Teenage Years and Early Career
In 1925 Ball, then only 14, started dating Johnny DeVita, a 23-year-old local hood. DeDe was unhappy with the relationship, but was unable to influence her daughter to end it. She expected the romance to burn out in a few weeks, but that did not happen. After about a year, DeDe tried to separate them by using Lucille's desire to be in showbusiness. Despite the family's meager finances, she arranged for Lucille to go to the John Murray Anderson School for the Dramatic Arts in New York City where Bette Davis was a fellow student. Ball later said about that time in her life, "All I learned in drama school was how to be frightened."

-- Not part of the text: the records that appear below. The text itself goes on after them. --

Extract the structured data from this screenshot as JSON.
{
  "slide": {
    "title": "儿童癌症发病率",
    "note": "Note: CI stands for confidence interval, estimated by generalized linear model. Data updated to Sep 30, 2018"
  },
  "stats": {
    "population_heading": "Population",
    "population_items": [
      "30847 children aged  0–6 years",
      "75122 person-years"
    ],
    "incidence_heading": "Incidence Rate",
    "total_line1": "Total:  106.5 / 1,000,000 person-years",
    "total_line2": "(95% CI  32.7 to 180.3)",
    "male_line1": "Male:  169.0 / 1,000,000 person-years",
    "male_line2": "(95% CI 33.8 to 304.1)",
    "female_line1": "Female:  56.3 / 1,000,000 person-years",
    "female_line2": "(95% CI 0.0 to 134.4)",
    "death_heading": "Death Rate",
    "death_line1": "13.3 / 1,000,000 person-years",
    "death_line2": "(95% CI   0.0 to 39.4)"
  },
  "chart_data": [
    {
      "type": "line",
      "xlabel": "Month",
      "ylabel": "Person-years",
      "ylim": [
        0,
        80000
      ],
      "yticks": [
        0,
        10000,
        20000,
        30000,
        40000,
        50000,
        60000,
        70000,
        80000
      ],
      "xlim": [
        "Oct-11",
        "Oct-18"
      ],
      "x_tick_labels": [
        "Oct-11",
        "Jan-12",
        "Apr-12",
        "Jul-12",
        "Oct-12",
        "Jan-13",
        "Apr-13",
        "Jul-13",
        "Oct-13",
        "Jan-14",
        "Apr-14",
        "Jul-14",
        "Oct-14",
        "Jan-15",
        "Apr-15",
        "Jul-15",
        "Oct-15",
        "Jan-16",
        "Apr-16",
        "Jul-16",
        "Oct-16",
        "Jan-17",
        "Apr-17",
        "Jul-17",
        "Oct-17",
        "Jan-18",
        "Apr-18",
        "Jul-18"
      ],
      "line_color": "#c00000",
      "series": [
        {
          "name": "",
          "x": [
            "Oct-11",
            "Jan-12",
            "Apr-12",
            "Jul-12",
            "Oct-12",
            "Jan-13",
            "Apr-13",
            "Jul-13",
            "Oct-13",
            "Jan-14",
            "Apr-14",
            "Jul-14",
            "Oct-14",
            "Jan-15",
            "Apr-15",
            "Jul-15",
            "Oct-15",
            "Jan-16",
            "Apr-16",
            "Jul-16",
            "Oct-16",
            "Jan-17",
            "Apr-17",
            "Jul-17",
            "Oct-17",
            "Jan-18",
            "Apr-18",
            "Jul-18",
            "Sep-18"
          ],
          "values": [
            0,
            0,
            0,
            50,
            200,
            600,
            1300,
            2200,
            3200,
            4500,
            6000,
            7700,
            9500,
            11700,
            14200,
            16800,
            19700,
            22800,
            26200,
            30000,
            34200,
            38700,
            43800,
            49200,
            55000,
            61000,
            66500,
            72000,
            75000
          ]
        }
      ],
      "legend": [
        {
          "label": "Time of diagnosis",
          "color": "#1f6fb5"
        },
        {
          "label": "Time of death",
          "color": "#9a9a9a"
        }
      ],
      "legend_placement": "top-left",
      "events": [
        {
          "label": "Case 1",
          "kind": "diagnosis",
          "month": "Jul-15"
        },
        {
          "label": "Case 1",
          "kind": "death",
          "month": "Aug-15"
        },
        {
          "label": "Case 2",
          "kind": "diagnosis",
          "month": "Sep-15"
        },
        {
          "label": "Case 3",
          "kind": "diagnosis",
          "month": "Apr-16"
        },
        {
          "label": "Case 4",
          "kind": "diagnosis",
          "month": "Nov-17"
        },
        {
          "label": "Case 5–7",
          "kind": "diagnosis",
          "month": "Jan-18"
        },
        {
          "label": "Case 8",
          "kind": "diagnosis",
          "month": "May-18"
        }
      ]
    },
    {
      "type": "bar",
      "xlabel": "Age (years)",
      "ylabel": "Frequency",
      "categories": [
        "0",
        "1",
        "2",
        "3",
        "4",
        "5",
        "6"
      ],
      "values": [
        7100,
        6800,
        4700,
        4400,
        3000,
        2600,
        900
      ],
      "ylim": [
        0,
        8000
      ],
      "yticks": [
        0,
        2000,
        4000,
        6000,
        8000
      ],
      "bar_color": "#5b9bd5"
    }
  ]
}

Ball was determined to prove her teachers wrong, and returned to New York City in 1928. Among her other jobs, she landed work as a fashion model for Hattie Carnegie. Her career was thriving when she became ill, either with rheumatic fever, rheumatoid arthritis, or some other unknown illness, and was unable to work for two years. She moved back to New York City in 1932 to resume her pursuit of a career as an actress, and supported herself by again working for Carnegie and as the Chesterfield cigarette girl. Using the name "Diane Belmont", she started getting some chorus work on Broadway but the work was not lasting. Ball was hired – but then quickly fired – by theatre impresario Earl Carroll from his Vanities, by Florenz Ziegfeld from a touring company of Rio Rita, and was let go from the Shubert brothers production of Stepping Stones.